From Brazil to central Africa to once-lush islands in Asia's archipelagos, human encroachment is shrinking the world's rain forests.
The alarm was sounded decades ago by environmentalists — and was little heeded. The picture, meanwhile, has changed: Africa is now a leader in destructiveness. The numbers have changed: U.N. specialists estimate 60 acres of tropical forest are felled worldwide every minute, up from 50 a generation back. And the fears have changed.
Experts still warn of extinction of animal and plant life, of the loss of forest peoples' livelihoods, of soil erosion and other damage. But scientists today worry urgently about something else: the fateful feedback link of trees and climate.
Global warming is expected to dry up and kill off vast tracts of rain forest, and dying forests will feed global warming.
"If we lose forests, we lose the fight against climate change," declared more than 300 scientists, conservation groups, religious leaders and others in an appeal for action at December's climate conference in Bali, Indonesia.
The burning or rotting of trees that comes with deforestation — at the hands of ranchers, farmers, timbermen — sends more heat-trapping carbon dioxide into the atmosphere than all the world's planes, trains, trucks and automobiles. Forest destruction accounts for about 20 percent of manmade emissions, second only to burning of fossil fuels for electricity and heat. Conversely, healthy forests absorb carbon dioxide and store carbon.

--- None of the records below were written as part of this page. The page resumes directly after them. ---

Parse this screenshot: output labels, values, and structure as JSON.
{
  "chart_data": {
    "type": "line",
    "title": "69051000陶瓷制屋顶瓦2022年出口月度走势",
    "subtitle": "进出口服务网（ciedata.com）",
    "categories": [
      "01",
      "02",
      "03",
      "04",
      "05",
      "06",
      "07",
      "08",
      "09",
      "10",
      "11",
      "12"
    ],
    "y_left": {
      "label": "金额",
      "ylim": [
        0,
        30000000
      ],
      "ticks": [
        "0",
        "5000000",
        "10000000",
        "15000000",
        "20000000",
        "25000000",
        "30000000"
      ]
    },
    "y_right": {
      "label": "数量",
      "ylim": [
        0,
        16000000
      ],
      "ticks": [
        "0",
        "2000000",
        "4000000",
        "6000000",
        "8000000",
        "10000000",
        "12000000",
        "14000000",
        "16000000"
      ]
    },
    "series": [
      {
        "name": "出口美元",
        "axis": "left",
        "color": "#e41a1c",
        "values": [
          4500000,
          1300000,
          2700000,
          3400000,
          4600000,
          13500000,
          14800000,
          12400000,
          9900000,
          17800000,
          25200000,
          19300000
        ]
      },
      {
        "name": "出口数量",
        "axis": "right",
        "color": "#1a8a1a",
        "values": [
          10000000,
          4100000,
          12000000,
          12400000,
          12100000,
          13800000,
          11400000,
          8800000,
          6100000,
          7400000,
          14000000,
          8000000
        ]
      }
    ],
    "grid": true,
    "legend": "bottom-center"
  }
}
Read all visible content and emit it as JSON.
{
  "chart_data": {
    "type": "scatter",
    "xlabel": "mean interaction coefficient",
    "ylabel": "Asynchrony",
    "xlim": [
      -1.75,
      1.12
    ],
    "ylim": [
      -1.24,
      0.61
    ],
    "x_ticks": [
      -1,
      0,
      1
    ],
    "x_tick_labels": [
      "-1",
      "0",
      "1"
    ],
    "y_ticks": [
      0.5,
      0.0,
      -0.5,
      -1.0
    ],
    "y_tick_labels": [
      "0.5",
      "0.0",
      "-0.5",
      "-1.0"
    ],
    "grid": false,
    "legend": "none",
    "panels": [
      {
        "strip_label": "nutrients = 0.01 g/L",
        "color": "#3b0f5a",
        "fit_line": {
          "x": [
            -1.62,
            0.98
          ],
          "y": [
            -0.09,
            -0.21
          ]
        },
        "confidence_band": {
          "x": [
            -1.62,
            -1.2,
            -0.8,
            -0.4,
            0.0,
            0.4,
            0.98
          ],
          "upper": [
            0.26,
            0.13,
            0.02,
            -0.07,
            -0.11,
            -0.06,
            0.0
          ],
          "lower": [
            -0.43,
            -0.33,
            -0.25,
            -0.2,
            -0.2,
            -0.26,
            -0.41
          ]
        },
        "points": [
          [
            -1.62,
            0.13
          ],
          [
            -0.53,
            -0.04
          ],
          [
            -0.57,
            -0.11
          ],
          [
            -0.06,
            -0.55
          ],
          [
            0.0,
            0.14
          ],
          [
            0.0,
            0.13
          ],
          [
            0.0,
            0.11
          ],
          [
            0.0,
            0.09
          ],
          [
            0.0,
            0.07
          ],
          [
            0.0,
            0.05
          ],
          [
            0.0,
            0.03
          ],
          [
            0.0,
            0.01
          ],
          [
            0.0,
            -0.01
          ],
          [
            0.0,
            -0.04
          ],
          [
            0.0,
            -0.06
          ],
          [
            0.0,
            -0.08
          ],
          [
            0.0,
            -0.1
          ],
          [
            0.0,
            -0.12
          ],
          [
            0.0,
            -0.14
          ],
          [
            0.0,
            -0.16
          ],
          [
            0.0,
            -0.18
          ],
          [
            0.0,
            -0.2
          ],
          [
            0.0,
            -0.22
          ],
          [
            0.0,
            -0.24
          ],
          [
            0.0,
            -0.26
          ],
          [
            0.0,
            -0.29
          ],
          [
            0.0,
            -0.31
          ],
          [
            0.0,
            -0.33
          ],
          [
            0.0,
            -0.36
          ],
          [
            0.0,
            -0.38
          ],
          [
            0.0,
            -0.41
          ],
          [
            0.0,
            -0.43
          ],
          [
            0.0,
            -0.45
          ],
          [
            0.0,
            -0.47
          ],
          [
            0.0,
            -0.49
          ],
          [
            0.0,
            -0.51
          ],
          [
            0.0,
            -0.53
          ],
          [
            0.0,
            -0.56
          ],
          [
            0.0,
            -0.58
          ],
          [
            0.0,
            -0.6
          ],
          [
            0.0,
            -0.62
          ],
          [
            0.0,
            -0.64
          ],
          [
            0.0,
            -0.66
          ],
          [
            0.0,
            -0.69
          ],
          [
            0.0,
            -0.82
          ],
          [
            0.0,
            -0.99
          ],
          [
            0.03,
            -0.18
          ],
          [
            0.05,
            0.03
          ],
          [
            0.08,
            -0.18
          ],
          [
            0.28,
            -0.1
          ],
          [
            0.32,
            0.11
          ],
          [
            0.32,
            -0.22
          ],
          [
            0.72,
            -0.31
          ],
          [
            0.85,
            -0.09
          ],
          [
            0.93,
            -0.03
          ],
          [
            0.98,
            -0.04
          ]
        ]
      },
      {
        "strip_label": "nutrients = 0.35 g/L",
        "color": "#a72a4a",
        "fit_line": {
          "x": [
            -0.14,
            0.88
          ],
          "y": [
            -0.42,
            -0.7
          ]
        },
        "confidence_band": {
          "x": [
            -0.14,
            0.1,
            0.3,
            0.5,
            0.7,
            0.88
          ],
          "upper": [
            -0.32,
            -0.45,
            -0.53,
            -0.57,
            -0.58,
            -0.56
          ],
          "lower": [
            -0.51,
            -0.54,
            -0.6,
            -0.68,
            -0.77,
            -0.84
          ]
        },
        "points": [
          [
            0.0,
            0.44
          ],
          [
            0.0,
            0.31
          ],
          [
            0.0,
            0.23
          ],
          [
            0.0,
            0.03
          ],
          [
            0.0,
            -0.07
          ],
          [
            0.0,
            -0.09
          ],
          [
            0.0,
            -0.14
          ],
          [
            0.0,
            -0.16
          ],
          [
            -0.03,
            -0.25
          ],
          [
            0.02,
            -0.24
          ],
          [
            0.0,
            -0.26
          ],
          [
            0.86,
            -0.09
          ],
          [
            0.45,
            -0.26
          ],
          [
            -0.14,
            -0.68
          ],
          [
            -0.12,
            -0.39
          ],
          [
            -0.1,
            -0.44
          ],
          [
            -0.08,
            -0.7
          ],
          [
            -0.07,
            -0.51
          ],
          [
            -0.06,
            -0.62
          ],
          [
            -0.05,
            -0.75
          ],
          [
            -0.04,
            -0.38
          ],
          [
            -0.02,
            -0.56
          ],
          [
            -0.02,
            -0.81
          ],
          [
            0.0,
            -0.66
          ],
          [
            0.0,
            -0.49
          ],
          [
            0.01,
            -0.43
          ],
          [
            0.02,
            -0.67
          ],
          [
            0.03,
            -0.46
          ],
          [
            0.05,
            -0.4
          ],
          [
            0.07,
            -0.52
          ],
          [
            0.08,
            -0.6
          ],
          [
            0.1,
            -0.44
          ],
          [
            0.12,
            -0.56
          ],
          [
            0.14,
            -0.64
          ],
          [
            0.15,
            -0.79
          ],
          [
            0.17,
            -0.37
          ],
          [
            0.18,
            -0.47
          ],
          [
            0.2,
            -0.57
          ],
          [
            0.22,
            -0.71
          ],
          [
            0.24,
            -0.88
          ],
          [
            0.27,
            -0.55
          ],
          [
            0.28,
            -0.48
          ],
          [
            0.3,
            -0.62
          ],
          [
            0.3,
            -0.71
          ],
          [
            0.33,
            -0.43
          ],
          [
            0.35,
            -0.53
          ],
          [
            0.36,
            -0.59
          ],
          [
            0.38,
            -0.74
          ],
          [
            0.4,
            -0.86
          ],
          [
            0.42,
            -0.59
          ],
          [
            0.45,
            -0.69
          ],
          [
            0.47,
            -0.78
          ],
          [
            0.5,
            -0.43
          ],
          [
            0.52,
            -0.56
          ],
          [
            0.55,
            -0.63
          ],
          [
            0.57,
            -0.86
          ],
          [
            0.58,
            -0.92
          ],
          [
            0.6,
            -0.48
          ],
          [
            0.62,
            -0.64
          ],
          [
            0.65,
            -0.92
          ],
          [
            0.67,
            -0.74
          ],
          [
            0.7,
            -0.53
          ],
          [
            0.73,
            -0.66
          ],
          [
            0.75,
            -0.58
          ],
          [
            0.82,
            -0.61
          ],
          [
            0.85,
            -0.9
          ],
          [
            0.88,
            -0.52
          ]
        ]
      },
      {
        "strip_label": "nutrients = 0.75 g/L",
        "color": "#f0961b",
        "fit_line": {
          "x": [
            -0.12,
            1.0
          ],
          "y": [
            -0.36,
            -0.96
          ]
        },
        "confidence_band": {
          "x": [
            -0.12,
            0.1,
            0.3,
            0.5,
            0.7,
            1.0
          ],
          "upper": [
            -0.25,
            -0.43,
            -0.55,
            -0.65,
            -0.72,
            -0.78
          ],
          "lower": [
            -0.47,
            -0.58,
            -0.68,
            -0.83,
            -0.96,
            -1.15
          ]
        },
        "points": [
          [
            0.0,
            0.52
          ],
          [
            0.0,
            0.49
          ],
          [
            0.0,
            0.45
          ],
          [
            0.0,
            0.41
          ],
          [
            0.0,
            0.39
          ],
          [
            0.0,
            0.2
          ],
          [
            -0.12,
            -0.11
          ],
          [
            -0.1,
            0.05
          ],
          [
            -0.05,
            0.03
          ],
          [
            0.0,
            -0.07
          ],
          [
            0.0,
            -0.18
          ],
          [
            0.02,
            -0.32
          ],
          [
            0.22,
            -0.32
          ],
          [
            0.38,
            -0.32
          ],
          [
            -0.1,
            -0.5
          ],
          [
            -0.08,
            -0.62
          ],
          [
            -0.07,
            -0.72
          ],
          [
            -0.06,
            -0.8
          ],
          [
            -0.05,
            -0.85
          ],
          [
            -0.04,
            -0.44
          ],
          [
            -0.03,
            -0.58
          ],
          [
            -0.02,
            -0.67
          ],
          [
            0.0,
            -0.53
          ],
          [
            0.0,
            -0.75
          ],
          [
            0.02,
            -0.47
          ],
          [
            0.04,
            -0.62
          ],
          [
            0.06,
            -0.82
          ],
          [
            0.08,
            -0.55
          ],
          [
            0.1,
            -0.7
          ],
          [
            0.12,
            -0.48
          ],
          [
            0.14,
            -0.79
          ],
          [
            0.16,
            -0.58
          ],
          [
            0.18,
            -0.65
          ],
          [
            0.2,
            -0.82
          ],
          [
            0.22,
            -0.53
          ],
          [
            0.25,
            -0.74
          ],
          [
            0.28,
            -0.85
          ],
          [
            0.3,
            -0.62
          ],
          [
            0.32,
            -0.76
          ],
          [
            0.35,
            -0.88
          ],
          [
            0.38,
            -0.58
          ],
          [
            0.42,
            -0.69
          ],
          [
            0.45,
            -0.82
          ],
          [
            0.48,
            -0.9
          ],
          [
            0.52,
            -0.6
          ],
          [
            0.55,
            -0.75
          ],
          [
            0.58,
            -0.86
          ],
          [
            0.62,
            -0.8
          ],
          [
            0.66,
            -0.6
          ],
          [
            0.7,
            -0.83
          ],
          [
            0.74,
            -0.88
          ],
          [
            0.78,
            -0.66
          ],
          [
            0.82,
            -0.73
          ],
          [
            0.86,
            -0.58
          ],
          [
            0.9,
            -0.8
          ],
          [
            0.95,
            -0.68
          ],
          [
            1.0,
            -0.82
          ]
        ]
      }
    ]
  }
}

"The stakes are so dire that if we don't start turning this around in the next 10 years, the extinction crisis and the climate crisis will begin to spiral out of control," said Roman Paul Czebiniak, a forest expert with Greenpeace International. "It's a very big deal."
The December U.N. session in Bali may have been a turning point, endorsing negotiations in which nations may fashion the first global financial plan for compensating developing countries for preserving their forests.
The latest data from the Food and Agriculture Organization (FAO) helped spur delegates to action.
"Deforestation continues at an alarming rate of about 13 million hectares (32 million acres) a year," the U.N. body said in its latest "State of the World's Forests" report.
Because northern forests remain essentially stable, that means 50,000 square miles of tropical forest are being cleared every 12 months _ equivalent to one Mississippi or more than half a Britain. The lumber and fuelwood removed in the tropics alone would fill more than 1,000 Empire State Buildings, FAO figures show.
Although South America loses slightly more acreage than Africa, the rate of loss is higher here _ almost 1 percent of African forests gone each year. In 2000-2005, the continent lost 10 million acres a year, including big chunks of forest in Sudan, Zambia and Tanzania, up from 9 million a decade earlier, the FAO reports.
Across the tropics the causes can be starkly different.
The Amazon and other South American forests are usually burned for cattle grazing or industrial-scale soybean farming. In Indonesia and elsewhere in southeast Asia, island forests are being cut or burned to make way for giant plantations of palm, whose oil is used in food processing, cosmetics and other products.
In Africa, by contrast, it's individuals hacking out plots for small-scale farming.
Here in Nigeria's southeastern Cross Rivers State, home to one of the largest remaining tropical forests in Africa, people from surrounding villages of huts and cement-block homes go to the forest each day to work their pineapple and cocoa farms. They see no other way of earning money to feed their families.
"The developed countries want us to keep the forests, since the air we breathe is for all of us, rich countries and poor countries," said Ogar Assam Effa, 54, a tree plantation director and member of the state conservation board.
"But we breathe the air, and our bellies are empty. Can air give you protein? Can air give you carbohydrates?" he asked. "It would be easy to convince people to stop clearing the forest if there was an alternative."
The state, which long ago banned industrial logging, is trying to offer alternatives.